Dal 13 ottobre scorso e fino al 12 marzo 2023, lo storico Palazzo Pallavicini di Bologna ospita una grande esposizione interamente dedicata al precursore della pittura metafisica, Giorgio de Chirico. Patrocinata dalla Regione Emilia-Romagna, la mostra De Chirico e l’oltre. Dalla stagione “barocca” alla neometafisica (1938 – 1978) comprende oltre settanta opere provenienti dalla Fondazione Giorgio e Isa de Chirico di Roma e ricostruisce due importanti momenti della pittura dechirichiana: la stagione “barocca” e quella “neometafisica”.
Se la fase metafisica (1910- 1930) e neo-metafistica (1968-1978) sono quelle che normalmente vengono illustrate con sufficiente pressapochismo e aridità dai polverosi libri di storia dell’arte, il barocchismo dechirichiano fa riferimento a un periodo artistico (1938-1968) forse poco noto al grande pubblico, ma imprescindibile per una conoscenza completa del complesso percorso pittorico dell’autore.
In pieno accordo con la filosofia post-moderna, nella quale l’«l’io» è sempre «un altro» e il significante pittorico è metafora di un «altrove» da interpretare secondo criteri molto distanti dall’immediata logica del realismo, il titolo dell’esposizione menziona un «oltre» dell’atto pittorico, sintesi di una poetica impegnata a cercare metafore e simboli all’interno e al di là della natura stessa.
In tale prospettiva vanno dunque concepite anche le opere barocche, che dietro il loro apparente naturalismo sono già meta-fisiche (cioè al di là della natura), rappresentano quindi quell’oltre della natura che nel fenomeno-natura non è possibile vedere. In mostra sono presenti una serie di immancabili autoritratti, come il famoso Autoritratto nudo del ‘45 e l’Autoritratto nel parco con costume del Seicento del‘56. Qui l’artista si misura con le geometrie perfette dei maestri rinascimentali, dichiarando il suo esplicito e volontario anacronismo rispetto ai dogmi del suo tempo e rivelandosi come primo artista post-moderno.
Nelle stesse sale pervase da una penombra misteriosa e senza soluzione di continuità, troviamo anche i più noti dipinti dell’epoca neometafisica, tra i quali spiccano le numerose rielaborazioni di Le muse inquietanti e le varie Piazze d’Italia, con le loro forme assurde, i più incredibili enigmi visivi e le prospettive impossibili.
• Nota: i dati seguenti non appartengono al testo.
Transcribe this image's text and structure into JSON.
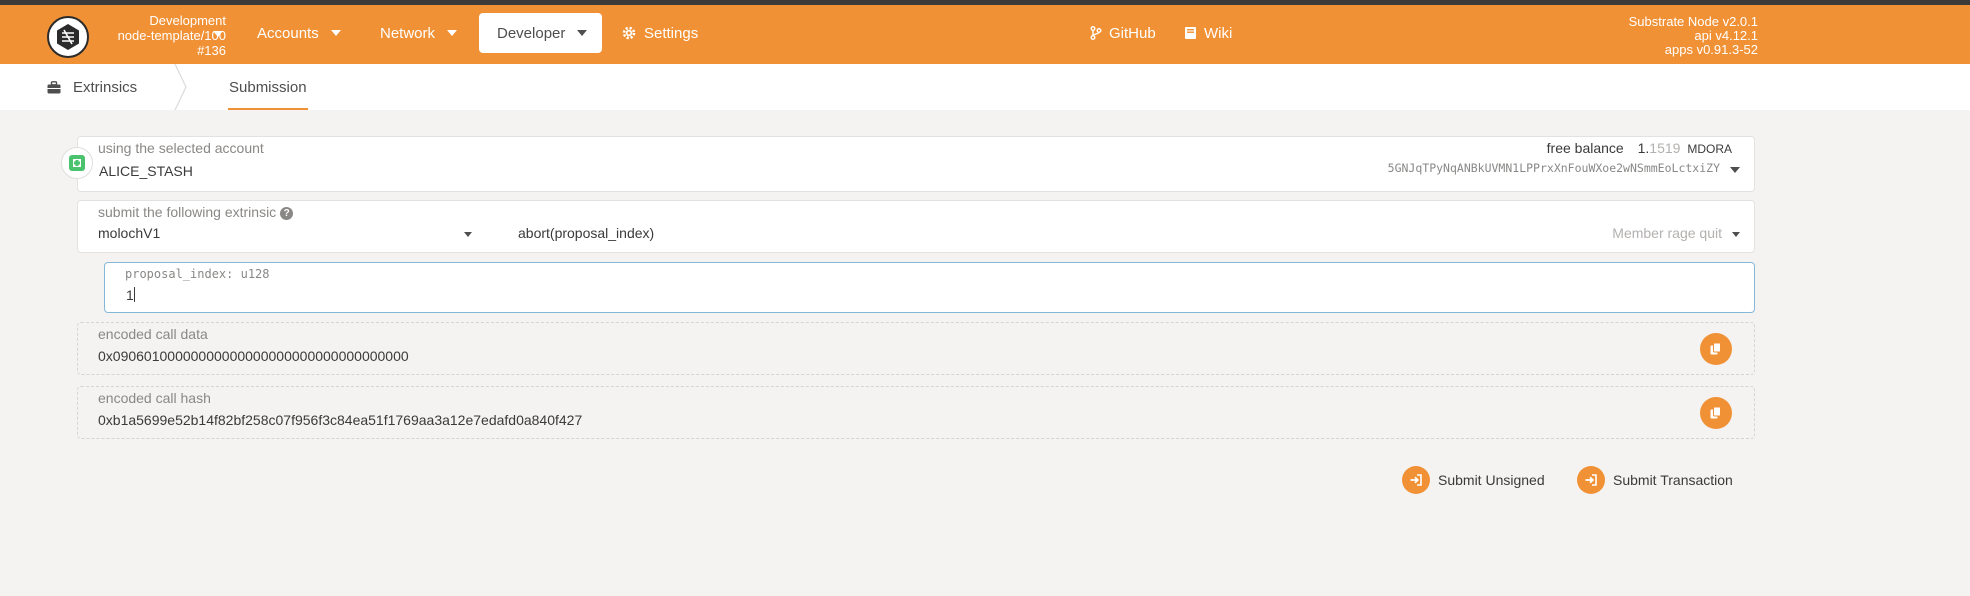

Ad attraversare l’intera esposizione ritorna poi, come un fantasma onnipresente, l’enigmatico volto di una donna dai capelli biondi e dagli occhi castani: si tratta di Isabella Pakszwer, seconda moglie, nonché musa e manager del pittore per buona parte della sua vita. Nel suo sguardo, come nelle storture delle geometrie e nell’apparente irrazionalità delle forme umane e oltre-umane a guardar bene si potrà scoprire, forse, quel «dèmone che si nasconde in ogni cosa».